The stock market operates on different principles: for one, traders make money by buying and selling securities, without contributing anything to the value of those securities. This is reflected in the zero-sum nature of the stock market. When someone sells their shares, they do so with the expectation that those shares will decrease in value—otherwise, they would choose to hold on to their shares. Similar logic applies to share buyers: they expect the stock to increase in value. The conflicting nature of these interests means that someone is going to be left holding the metaphorical bag, as there is no way for both parties to benefit at once.
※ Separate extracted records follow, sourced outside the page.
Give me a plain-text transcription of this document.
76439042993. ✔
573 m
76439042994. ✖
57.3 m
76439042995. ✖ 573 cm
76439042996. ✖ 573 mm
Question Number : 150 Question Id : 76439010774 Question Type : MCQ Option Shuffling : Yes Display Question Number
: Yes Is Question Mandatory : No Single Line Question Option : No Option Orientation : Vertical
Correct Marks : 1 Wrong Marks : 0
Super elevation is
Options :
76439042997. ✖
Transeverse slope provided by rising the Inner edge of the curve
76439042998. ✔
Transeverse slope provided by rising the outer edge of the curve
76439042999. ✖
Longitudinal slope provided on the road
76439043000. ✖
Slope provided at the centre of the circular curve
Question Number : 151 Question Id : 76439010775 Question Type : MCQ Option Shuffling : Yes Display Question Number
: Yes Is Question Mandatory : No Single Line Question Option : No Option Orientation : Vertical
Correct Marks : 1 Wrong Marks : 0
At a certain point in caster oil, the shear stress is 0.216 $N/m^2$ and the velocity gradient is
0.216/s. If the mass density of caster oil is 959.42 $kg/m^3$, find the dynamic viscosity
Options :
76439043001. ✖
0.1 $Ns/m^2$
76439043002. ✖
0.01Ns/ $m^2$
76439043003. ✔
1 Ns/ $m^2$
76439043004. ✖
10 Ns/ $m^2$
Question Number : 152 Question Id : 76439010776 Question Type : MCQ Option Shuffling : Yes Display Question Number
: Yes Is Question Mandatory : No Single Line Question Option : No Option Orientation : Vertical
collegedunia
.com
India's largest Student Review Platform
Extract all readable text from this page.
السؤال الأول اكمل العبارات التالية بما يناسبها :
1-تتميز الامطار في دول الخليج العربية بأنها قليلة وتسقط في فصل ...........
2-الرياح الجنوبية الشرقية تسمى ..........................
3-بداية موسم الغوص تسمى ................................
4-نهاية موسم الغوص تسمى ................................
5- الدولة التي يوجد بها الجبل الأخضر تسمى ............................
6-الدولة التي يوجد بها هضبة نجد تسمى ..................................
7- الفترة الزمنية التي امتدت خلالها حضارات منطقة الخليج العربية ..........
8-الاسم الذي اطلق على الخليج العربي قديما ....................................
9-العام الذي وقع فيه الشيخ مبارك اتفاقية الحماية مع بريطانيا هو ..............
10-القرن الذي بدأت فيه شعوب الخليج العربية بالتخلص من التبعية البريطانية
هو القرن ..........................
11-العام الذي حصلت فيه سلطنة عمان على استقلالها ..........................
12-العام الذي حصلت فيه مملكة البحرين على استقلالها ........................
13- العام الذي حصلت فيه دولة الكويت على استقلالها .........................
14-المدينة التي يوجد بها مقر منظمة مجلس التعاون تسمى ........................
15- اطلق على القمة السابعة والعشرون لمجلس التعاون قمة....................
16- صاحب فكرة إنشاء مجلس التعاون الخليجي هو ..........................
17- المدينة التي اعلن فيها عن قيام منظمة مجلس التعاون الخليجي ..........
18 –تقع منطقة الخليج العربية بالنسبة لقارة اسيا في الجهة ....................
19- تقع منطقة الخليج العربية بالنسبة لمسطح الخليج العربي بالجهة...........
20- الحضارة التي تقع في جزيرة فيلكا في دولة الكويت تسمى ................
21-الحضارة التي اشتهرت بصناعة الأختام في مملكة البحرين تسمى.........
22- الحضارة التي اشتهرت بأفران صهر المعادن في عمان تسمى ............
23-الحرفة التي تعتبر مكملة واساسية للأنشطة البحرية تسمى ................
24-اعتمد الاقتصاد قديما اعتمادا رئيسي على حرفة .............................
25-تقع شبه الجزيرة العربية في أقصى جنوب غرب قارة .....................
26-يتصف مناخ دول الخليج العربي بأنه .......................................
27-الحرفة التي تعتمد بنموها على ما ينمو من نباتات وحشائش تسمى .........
Stock traders can increase their own wealth, but they do so at others’ expense.
These concerns can lead to real-world problems. The volatile nature of the stock market can lead to financial devastation for entire communities, and major players have room to manipulate stock prices. It was reported in 2001 that Enron Corporation, a major Houston energy company, willfully misreported the fact that it had billions of dollars in debt in an effort to keep its share price up. Once news of Enron’s misdeeds broke, it declared bankruptcy. Their share price plummeted from a high of $90.75 in mid-2000 to less than $1, leading Enron employees and shareholders to lose billions in pensions and stock prices. As it stands, the stock market is here to stay. However, these recent developments should lead us to question whether reform is truly enough.